Putting this law in practice means that the astronauts have to learn how to push themselves through their spacecraft and when to stop so as to prevent floating around helplessly and also hitting something or someone. Now when you think about this process, it seems like a piece of cake, when in reality, the unexperienced astronauts always collect many bruises from simply moving. In an animal’s case, this situation gets worse as it can’t adapt to the microgravity environment and for some of them, it ends tragically (an example is a set of new-born quails who couldn’t adapt to life aboard the space station and died after a few days).
Newton’s Third Law
Newton’s Third Law states that if a body exerts a force on another body then that other body is going to exert an equal force on the first one. This law is the key to rocket propulsion for space travel. Rockets move forward by expelling fuel backward at high velocity. So, when the rocket exerts a backward force on the gas, the gas reacts with the same force but in the opposite direction. As an application of Newton’s Third Law, even the simple action of typing at a computer in a spacecraft will send an astronaut floating away. This is a reason why many space stations are provided with restraining loops where the astronauts can fix their feet.

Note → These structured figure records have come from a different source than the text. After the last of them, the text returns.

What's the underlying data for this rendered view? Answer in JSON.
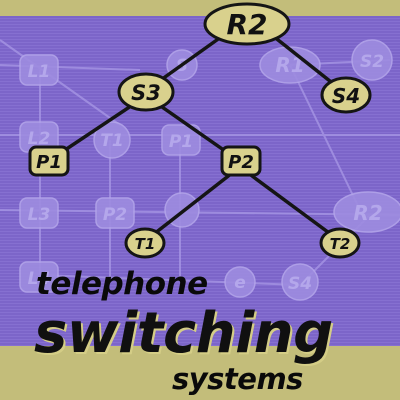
{
  "cover": {
    "title_line1": "telephone",
    "title_line2": "switching",
    "title_line3": "systems"
  },
  "network": {
    "nodes": [
      {
        "id": "R2",
        "label": "R2"
      },
      {
        "id": "S3",
        "label": "S3"
      },
      {
        "id": "S4",
        "label": "S4"
      },
      {
        "id": "P1",
        "label": "P1"
      },
      {
        "id": "P2",
        "label": "P2"
      },
      {
        "id": "T1",
        "label": "T1"
      },
      {
        "id": "T2",
        "label": "T2"
      }
    ],
    "background_labels": [
      "L1",
      "L2",
      "L3",
      "L4",
      "T1",
      "P1",
      "P2",
      "S",
      "R1",
      "S2",
      "R2",
      "S4",
      "e"
    ]
  },
  "colors": {
    "background": "#8068cf",
    "accent": "#c3bd7a",
    "node_fill": "#d8d08a",
    "text": "#0a0a0a"
  }
}
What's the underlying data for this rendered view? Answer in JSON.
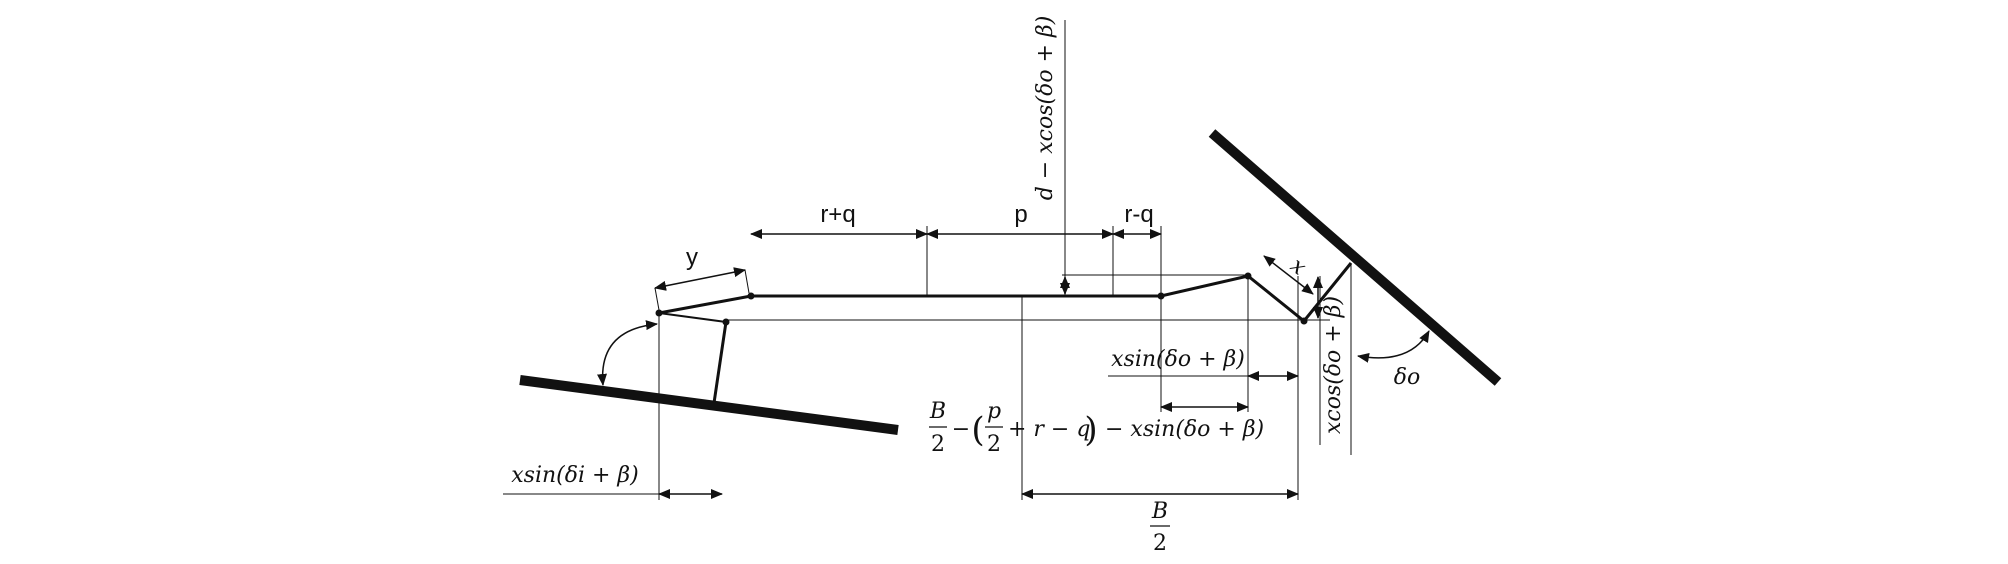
{
  "labels": {
    "y": "y",
    "r_plus_q": "r+q",
    "p": "p",
    "r_minus_q": "r-q",
    "d_minus": "d − xcos(δo + β)",
    "x": "x",
    "xcos_right": "xcos(δo + β)",
    "xsin_do": "xsin(δo + β)",
    "delta_o": "δo",
    "xsin_di": "xsin(δi + β)",
    "half_B_num": "B",
    "half_B_den": "2",
    "eq_B_num": "B",
    "eq_B_den": "2",
    "eq_minus1": "−",
    "eq_paren_open": "(",
    "eq_p_num": "p",
    "eq_p_den": "2",
    "eq_plus_rq": "+ r − q",
    "eq_paren_close": ")",
    "eq_tail": "− xsin(δo + β)"
  },
  "colors": {
    "ink": "#111111",
    "background": "#ffffff"
  }
}
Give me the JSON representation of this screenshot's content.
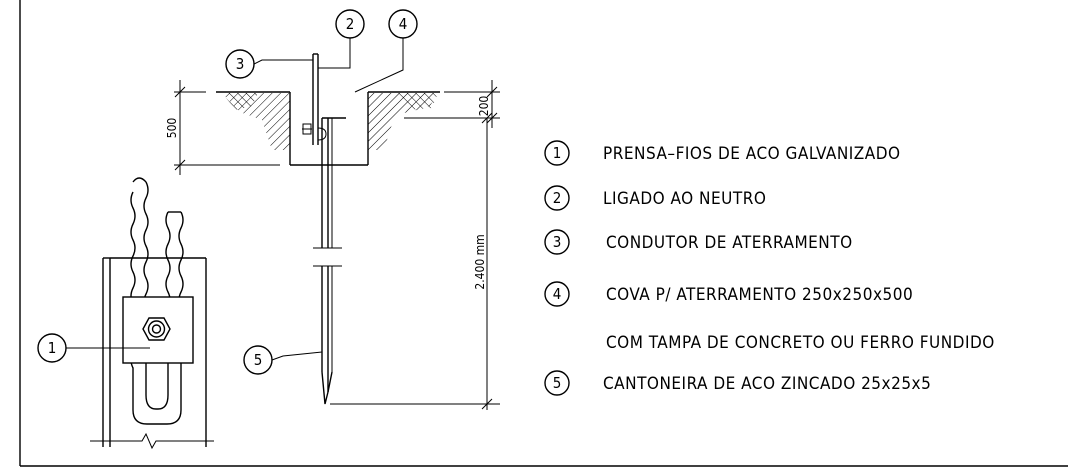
{
  "balloons": {
    "b1": "1",
    "b2": "2",
    "b3": "3",
    "b4": "4",
    "b5": "5"
  },
  "dimensions": {
    "depth": "500",
    "cover": "200",
    "rod_length": "2.400 mm"
  },
  "legend": [
    {
      "number": "1",
      "text": "PRENSA–FIOS DE ACO GALVANIZADO"
    },
    {
      "number": "2",
      "text": "LIGADO AO NEUTRO"
    },
    {
      "number": "3",
      "text": "CONDUTOR DE ATERRAMENTO"
    },
    {
      "number": "4",
      "text": "COVA P/ ATERRAMENTO 250x250x500"
    },
    {
      "number": "",
      "text": "COM TAMPA DE CONCRETO OU FERRO FUNDIDO"
    },
    {
      "number": "5",
      "text": "CANTONEIRA DE ACO ZINCADO 25x25x5"
    }
  ]
}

ACTION – REACTION: Equal in magnitude - Opposite in their directions
The laws of motion don’t behave differently in space than they do on Earth. The difference is that the Earth’s gravitational field changes their precise effects. A crew travelling in space has to put up with every tiny detail and action that we would normally consider absurd, but that makes their entire experience much more exciting. We never understand the power of gravity and we take it for granted. For example, on Earth, because of gravity, the air in our houses circulates in a normal way: hot air rises because it is lighter than cool air. In space, nothing is lighter than anything else, so this process doesn’t work. Therefore, with no ventilation fan, an astronaut could suffocate while sleeping due to the carbon dioxide that accumulates around his face.